Closed davidhoksza closed 4 months ago
Prediction on mmCIF files saved by PyMOL fails with BioJava parsing error
org.rcsb.cif.EmptyColumnException: column auth_seq_id is undefined
.
The problem is that PyMOL does not include column _atom_site.auth_seq_id
even if the original file contained it.
auth_seq_id
is optional according to the mmCIF spec but present in all PDB entries https://mmcif.wwpdb.org/dictionaries/mmcif_pdbx_v40.dic/Items/_atom_site.auth_seq_id.html .
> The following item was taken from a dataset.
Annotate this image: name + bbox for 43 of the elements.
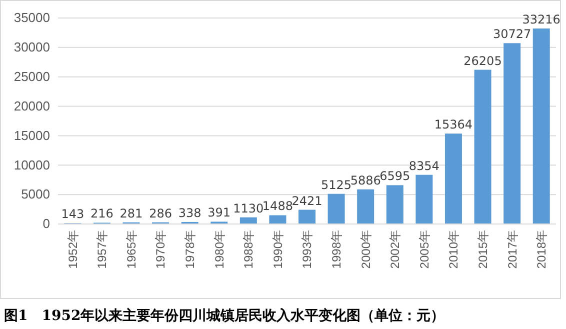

The fact that BioJava fails to parse such files is a known long standing issue https://github.com/biojava/biojava/issues/775 (currently moved to milestone version 6.1.0 but it was moved to the next version many times over last few years).
Details: Current BioJava version used by P2Rank: 6.0.5 (latest) Tested with PyMOL 2.3.4 (problem also reported with PyMOL 1.8.x and 2.5.x)
I have asked about the current status on https://github.com/biojava/biojava/issues/775
In the meantime this has been solved on develop branch by using custom fork of biojava (biojava-structure-6.1.0-rdk1).
Fixed in 2.4.2 release. Aslo in the meantime fixed in BioJava 7.1
If a structure (for example 1tqn) is fetched in PyMOL, exported to mmCIF and then imported to P2Rank then it seems to be failing.